Утраченные иллюзии - де Бальзак Оноре. Страница 134
И когда Ева сказала священнику: «Сударь, вот моя мать!», когда аббат взглянул на это лицо, изможденное, как у престарелой, седовласой монахини, но умиротворенное тем выражением кротости и глубокого смирения, что свойственно религиозным женщинам, которые предают себя, как говорится, на волю господню, ему вдруг открылась вся жизнь этих двух созданий! Священник не чувствовал более жалости к Люсьену, их палачу. Он содрогнулся, вообразив, какие муки перенесли его жертвы.
— Матушка, — сказала Ева, утирая глаза, — наш бедный Люсьен находится неподалеку от нас, в Марсаке.
— А почему не тут? — спросила г-жа Шардон.
Аббат Маррон изложил все, что ему рассказал Люсьен и о своих лишениях в пути, и о несчастьях последних его дней в Париже. Он обрисовал терзания поэта, которые тот испытывал, когда до него дошла весть о пагубных последствиях его легкомысленного поступка, и то, как он теперь волнуется, не зная, какой прием ожидает его в Ангулеме.
— Неужто он и в нас потерял веру? — сказала г-жа Шардон.
— Несчастный прошел весь путь пешком, испытывая крайние лишения; он воротился в намерении вести самую скромную жизнь… искупить свою вину.
— Сударь, — сказала сестра, — несмотря на то, что он причинил нам столько зла, мне дорог брат, как дороги останки любимого существа; и, однако ж, я люблю его крепче, нежели любят своих братьев многие сестры.

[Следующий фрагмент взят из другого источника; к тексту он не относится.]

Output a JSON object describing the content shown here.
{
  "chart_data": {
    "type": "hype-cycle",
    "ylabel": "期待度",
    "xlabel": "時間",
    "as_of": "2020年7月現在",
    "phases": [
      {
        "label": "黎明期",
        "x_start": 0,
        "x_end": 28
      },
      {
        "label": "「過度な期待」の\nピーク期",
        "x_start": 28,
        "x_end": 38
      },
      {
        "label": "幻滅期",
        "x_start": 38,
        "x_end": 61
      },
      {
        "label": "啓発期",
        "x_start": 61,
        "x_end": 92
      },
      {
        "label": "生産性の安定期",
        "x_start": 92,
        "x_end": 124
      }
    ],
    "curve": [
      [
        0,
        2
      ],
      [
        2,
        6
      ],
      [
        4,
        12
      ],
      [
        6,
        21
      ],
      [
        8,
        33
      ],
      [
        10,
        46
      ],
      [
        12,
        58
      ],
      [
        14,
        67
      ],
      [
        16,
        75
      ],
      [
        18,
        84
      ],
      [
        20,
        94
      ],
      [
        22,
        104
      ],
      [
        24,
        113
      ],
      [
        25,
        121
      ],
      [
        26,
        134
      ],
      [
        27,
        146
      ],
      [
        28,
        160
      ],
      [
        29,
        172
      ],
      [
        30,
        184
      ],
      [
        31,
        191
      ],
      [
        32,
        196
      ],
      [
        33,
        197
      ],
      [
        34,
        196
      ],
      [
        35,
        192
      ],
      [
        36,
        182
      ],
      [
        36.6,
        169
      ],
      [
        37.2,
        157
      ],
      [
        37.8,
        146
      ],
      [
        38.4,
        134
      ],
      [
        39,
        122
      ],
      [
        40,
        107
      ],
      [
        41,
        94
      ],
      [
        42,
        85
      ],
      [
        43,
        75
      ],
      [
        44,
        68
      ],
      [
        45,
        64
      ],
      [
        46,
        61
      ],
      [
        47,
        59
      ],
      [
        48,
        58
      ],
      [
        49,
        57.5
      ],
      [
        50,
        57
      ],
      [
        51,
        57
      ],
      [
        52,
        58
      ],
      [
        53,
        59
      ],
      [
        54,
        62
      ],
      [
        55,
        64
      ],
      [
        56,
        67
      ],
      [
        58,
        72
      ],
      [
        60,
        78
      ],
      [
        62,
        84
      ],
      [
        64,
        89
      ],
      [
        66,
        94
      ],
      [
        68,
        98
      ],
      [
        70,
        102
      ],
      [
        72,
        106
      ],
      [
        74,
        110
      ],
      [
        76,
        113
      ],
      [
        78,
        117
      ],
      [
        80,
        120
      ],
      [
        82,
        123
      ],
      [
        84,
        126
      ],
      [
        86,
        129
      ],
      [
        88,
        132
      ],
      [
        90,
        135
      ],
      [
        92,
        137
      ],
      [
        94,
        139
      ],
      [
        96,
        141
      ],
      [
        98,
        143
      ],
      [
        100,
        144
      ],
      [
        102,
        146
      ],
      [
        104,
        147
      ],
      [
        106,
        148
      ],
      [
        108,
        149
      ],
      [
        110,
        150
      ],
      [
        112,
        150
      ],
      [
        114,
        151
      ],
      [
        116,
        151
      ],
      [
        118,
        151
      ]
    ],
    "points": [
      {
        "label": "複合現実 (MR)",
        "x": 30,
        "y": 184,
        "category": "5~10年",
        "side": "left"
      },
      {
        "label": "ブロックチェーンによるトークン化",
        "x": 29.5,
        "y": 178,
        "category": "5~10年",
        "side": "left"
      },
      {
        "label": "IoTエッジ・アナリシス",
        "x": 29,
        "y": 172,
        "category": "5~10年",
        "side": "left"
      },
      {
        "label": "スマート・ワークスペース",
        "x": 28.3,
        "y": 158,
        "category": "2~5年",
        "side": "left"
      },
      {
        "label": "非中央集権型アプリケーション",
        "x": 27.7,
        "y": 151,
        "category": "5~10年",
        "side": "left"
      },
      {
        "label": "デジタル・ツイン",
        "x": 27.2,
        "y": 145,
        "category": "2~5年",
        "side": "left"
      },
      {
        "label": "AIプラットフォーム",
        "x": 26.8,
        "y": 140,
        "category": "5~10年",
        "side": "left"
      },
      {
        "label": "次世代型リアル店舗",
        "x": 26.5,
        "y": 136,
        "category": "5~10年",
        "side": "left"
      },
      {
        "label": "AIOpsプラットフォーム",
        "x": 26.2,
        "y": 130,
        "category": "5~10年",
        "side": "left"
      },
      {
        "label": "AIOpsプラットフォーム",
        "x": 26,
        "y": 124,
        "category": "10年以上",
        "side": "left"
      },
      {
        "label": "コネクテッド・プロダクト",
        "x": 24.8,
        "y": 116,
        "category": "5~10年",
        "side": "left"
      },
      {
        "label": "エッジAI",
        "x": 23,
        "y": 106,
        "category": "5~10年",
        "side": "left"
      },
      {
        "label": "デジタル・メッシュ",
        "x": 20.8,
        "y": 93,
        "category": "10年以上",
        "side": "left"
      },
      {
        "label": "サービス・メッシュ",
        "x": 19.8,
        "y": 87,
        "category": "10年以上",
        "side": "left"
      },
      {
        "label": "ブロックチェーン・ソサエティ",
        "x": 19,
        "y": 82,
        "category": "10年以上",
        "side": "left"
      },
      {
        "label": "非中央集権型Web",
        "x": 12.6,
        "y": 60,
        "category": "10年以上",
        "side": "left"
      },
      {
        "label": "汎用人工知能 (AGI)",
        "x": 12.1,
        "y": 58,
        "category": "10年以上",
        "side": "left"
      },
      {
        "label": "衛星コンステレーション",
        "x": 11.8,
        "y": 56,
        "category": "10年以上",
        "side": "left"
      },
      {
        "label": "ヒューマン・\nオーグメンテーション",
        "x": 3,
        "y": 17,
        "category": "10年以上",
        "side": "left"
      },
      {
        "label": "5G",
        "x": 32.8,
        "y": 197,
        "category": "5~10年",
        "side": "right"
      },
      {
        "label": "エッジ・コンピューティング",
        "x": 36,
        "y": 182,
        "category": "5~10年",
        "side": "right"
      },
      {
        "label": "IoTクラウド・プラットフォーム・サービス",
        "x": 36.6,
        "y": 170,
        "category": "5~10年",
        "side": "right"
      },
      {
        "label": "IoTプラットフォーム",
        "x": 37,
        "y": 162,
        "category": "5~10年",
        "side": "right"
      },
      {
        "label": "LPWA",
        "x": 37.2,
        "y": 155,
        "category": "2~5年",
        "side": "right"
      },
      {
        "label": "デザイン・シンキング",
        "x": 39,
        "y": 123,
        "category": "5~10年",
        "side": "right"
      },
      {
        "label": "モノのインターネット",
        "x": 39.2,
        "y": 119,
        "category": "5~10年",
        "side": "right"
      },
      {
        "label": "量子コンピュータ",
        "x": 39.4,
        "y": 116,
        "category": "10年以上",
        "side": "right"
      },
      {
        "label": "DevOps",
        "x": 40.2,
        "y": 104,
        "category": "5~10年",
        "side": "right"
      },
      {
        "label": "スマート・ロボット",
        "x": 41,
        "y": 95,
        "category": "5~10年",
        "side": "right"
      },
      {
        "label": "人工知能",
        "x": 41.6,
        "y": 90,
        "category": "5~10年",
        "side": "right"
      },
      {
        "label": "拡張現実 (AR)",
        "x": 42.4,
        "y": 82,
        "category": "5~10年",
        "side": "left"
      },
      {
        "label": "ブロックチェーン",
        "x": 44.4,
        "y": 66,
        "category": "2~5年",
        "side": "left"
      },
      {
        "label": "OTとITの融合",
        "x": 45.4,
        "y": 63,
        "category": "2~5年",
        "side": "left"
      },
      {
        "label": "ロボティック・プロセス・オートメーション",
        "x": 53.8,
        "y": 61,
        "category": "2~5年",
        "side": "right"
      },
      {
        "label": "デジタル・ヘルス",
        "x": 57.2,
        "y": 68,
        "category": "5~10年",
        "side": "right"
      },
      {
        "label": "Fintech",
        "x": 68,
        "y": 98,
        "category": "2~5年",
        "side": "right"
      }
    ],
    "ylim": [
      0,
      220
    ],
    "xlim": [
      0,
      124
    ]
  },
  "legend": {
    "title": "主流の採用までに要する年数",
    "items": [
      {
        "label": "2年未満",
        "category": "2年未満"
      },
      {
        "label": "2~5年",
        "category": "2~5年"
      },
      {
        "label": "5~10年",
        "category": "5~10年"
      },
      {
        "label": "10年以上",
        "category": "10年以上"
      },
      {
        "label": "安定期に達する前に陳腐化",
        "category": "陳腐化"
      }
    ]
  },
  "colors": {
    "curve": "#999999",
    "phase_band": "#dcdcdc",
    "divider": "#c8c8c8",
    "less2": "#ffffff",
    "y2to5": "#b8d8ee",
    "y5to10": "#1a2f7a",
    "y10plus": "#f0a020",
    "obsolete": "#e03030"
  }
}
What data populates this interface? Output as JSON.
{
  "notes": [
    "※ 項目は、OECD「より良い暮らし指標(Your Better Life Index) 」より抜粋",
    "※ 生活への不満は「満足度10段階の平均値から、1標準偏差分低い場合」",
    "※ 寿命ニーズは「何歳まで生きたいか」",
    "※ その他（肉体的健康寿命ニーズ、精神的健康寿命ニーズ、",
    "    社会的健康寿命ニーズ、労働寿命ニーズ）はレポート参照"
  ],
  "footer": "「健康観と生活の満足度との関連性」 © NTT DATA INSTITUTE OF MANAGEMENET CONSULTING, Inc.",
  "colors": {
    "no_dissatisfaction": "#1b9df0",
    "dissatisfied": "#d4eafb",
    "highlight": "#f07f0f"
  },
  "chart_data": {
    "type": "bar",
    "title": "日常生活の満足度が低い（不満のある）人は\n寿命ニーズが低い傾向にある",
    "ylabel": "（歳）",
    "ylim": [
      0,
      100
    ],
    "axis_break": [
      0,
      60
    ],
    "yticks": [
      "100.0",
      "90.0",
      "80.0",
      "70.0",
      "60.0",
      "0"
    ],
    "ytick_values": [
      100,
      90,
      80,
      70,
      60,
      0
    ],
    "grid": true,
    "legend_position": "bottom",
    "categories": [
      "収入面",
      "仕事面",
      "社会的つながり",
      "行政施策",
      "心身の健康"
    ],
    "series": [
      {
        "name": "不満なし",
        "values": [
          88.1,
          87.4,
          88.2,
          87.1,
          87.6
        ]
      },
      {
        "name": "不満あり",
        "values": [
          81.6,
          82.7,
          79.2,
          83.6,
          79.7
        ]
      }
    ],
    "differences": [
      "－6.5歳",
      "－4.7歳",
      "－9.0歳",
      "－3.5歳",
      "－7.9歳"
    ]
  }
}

Он довел нас до нищеты, но пускай возвращается, мы разделим с ним последний кусок хлеба, — словом, все то, что он нам оставил. Ах, если бы он не покинул нас, не погибли бы самые заветные наши сокровища!
— Как! — вскричала г-жа Шардон. — Он воротился в карете женщины, похитившей его у нас? Уехать вместе с госпожой де Баржетон в ее коляске, а воротиться на запятках ее экипажа!
— Чем могу, я быть вам полезен в вашем тяжелом положении? — спросил добрый кюре, желая сказать что-нибудь на прощанье.
— Ах, сударь, — отвечала г-жа Шардон, — безденежье, говорят, болезнь не смертельная, но излечить от нее может только один врач: сам больной.
— Ежели вы имеете некоторое влияние на моего свекра, убедите его помочь сыну, и вы спасете всю нашу семью, — сказала г-жа Сешар.
— Он не доверяет вам и, как мне показалось, до крайности вооружен против вашего мужа, — сказал старик, который из недомолвок винокура понял, что дела Сешара — осиное гнездо, куда соваться не следует.
Выполнив поручение, священник пошел обедать к внучатому племяннику Постэлю, и тот рассеял последние остатки благожелательности старого дядюшки, выступив, как и весь Ангулем, в защиту старика Сешара.
— Против мотовства еще можно найти средство, — сказал в заключение мелочный Постэль, — но, связавшись с любителями делать опыты, разоришься в прах.
Любопытство марсакского кюре было вполне удовлетворено, а на нем только и зиждется участие к ближнему во французской провинции. Вечером он рассказал поэту о том, что происходит у Сешаров, представив свое путешествие как миссию, принятую им на себя из чистейшего милосердия.
— Вы ввели вашу сестру и зятя в долги, которые исчисляются не то в десять, не то в двенадцать тысяч франков, — сказал он в заключение. — Может быть, в Париже это и безделица, но никто в Ангулеме не ссудит их такими деньгами. В Ангулеме нет богачей. Когда вы мне говорили о ваших векселях, я полагал, что речь идет о сумме более скромной.
Поблагодарив священника за участие, поэт сказал ему:
— Слово прощения, которое вы принесли мне, для меня истинное сокровище.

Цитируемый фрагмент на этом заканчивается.